Jesus is the mediator of justice; Mary obtains for us grace; for, as St. Bernard, St. Bonaventure, St. Bernardine of Siena, St. Germanus, St. Antoninus, and others say, it is the will of God to dispense through the hands of Mary whatever graces he is pleased to bestow upon us. With God, the prayers of the saints are the prayers of His friends, but the prayers of Mary are the prayers of His mother.
The means for maintaining perfect love is to accomplish frequent acts of love. Fire is kindled by the wood we cast into it and love is enkindled by acts of love.
He who suffers in patience, surfers less and saves his soul. He who suffers impatiently, suffers more and loses his soul.
A true servant of Mary cannot be lost.
It is almost certain that excess in eating is the cause of almost all the diseases of the body, but its effects on the soul are even more disastrous.
Perfect love of God means the complete union of our will with God's.
What is it that renders death terrible? Sin. We must therefore fear sin, not death.
True charity consists in doing good to those who do us evil, and in thus winning them over.
You may be sure that of all the moments of your life, the time you spend before the divine Sacrament will be that which will give you more strength during life and more consolation at the hour of your death and during eternity
The sufferings endured for God are the greatest proof of our love for Him.
When we hear people talk of riches, honors and amusements of the world, let us remember that all things have an end, and let us then say: My God, I wish for You alone and nothing more.
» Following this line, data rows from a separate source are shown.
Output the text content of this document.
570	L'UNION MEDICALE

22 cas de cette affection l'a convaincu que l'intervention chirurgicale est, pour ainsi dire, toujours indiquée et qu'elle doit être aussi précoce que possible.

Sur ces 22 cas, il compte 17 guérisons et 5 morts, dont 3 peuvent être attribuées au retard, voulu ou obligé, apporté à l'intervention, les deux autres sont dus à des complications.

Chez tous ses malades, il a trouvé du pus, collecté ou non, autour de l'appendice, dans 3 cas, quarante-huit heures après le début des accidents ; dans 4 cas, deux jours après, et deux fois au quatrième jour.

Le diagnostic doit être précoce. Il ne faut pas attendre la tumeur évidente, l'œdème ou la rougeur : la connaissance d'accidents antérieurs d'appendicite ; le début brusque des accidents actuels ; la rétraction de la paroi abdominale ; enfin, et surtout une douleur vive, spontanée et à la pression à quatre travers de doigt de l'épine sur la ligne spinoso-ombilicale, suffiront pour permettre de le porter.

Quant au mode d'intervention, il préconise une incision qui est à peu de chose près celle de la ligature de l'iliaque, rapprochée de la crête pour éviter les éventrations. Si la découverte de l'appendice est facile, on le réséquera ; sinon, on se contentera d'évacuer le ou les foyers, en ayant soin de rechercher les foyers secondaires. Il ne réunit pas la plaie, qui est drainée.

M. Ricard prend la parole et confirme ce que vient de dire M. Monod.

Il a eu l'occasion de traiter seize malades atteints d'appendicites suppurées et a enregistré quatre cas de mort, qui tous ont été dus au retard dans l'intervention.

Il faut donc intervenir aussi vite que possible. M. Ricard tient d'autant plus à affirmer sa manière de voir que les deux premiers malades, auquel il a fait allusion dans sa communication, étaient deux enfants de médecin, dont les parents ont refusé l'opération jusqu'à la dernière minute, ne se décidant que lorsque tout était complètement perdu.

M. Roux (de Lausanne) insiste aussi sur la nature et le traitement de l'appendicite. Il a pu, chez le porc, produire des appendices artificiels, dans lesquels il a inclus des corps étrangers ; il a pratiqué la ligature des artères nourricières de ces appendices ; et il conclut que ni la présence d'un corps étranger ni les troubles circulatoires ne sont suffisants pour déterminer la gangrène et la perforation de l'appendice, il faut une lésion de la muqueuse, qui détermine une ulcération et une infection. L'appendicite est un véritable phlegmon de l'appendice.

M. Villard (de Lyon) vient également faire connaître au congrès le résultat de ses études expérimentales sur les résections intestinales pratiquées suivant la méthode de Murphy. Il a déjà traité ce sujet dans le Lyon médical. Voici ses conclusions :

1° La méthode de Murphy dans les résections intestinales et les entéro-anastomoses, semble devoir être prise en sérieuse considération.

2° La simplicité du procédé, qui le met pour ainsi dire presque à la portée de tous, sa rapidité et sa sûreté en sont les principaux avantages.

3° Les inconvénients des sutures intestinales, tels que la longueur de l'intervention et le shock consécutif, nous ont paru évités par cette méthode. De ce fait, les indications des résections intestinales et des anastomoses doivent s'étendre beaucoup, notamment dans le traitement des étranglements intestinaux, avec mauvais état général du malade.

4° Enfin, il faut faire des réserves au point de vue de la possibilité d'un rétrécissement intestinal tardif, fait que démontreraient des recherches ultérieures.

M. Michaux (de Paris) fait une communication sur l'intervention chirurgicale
St. Augustine and St. Thomas define mortal sin to be a turning away from God: that is, the turning of one's back upon God, leaving the Creator for the sake of the creature. What punishment would that subject deserve who, while his king was giving him a command, contemptuously turned his back upon him to go and transgress his orders? This is what the sinner does; and this is punished in hell with the pain of loss, that is, the loss of God, a punishment richly deserved by him who in this life turns his back upon his sovereign good.
Of all devotions, that of adoring Jesus in the Blessed Sacrament is the greatest after the sacraments, the one dearest to God and the one most helpful to us.
The brightest ornaments in the crown of the blessed in heaven are the sufferings which they have borne patiently on earth.
Woe to those who despise devotion to Mary! ... The soul cannot live without having recourse to Mary and recommending itself to her. He falls and is lost who does not have recourse to Mary.
It often happens that we pray God to deliver us from some dangerous temptation, and yet that God does not hear us, but permits the temptation to continue troubling us. In such a case, let us understand that God permits even this for our greater good.
My Lord Jesus Christ, who, for the love You bear to mankind, do remain night and day in this Sacrament, full of pity and love, awaiting, calling, and receiving all who come to visit You; I believe that You are present in the Sacrament of the Altar; I adore You from the depths of my own nothingness; I thank You for the many graces You have given me, and especially for having given me Yourself in this Sacrament.
All souls in hell are there because they did not pray. All the saints sanctified themselves by prayer.
Saint Teresa, as the Roman Rota attests, never fell into any mortal sin; but still Our Lord showed her the place prepared for her in Hell; not because she deserved Hell, but because, had she not risen from the state of lukewarmness in which she lived, she would in the end have lost the grace of God and been damned.